純白のワンピースを身にまとい、ベージュのカバンを両手で持っていた。暖かい太陽の光に照らされて、純白のワンピースは美しく煌めいていた。一輪の
「桜、服すごい似合ってる」
「千雪も。すごく可愛いよ」
「ありがと…照れるな」
桜の言葉は、私が褒めたことに対するお世辞ではないことは、分かっていた。
私は、前日から服を考えていた。あーでもないこーでもないと、色々試していたのだ。だから、服を褒められて私は心の底から嬉しかった。
「なんか、私服だと変な感じがするね」
「うん、私もなんか、違和感ある」
美術館に行った時も制服だったため、お互いの私服を見るのはこの日が初めてだった。桜はバス停を指さして言った。
「じゃあ、並ぼっか」
「うん」
前には五人くらいの人がいた。
「にしても、今日は暑いね」
と、桜は手で顔を
「ほんとに暑い…。バス停に屋根があってよかったよ」
「なかったら大変だったね」
バス停の屋根でで並ぶところは日陰になっていて、涼しかった。六月の暑さに参りそうな私は、七月がもっと暑くなると思うと気が重かった。
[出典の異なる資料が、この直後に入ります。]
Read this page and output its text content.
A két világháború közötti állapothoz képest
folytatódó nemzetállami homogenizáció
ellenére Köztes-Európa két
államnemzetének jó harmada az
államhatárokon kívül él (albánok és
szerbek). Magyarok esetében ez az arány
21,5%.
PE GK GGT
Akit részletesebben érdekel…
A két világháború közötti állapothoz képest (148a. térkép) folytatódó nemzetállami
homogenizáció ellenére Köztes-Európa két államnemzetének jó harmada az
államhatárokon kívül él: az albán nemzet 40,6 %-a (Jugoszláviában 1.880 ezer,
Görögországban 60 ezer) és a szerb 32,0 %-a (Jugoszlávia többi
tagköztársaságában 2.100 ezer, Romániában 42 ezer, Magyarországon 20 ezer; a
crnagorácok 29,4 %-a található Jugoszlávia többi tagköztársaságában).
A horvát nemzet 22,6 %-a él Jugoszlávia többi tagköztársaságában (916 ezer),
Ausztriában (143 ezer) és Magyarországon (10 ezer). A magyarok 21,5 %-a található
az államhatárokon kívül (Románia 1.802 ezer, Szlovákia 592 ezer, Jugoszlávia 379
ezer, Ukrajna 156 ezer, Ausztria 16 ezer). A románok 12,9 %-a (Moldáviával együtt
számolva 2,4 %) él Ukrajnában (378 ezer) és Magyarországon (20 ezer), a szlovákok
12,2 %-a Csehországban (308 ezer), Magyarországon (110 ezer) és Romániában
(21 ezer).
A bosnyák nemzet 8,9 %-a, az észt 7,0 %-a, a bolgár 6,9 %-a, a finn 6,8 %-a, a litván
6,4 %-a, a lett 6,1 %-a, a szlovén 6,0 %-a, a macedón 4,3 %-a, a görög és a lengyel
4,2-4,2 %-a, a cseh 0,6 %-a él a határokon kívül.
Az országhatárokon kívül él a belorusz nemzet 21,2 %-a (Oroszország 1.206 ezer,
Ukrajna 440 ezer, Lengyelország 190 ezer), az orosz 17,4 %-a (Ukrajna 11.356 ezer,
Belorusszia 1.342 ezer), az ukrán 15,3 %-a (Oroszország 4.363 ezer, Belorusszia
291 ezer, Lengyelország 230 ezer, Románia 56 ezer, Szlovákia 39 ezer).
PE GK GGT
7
数分後、ららぽーと行きのバスがやってきた。バスに乗り込むと、涼しい空気が漂っていた。少し冷房が効いているようだった。私は席に座るなり
「ふぅ…涼しい…」
と、私は声を漏らした。
「冷房効いてて良かったね」
と言いながら、桜は私の隣に座った。
私の右肩と、桜の左肩が密着した。涼しい空気の中で、桜の温もりが肩から伝わってきた。私の心臓は、騒ぎ出していた。桜に伝わってしまうのではないかと思うほど、強い鼓動だった。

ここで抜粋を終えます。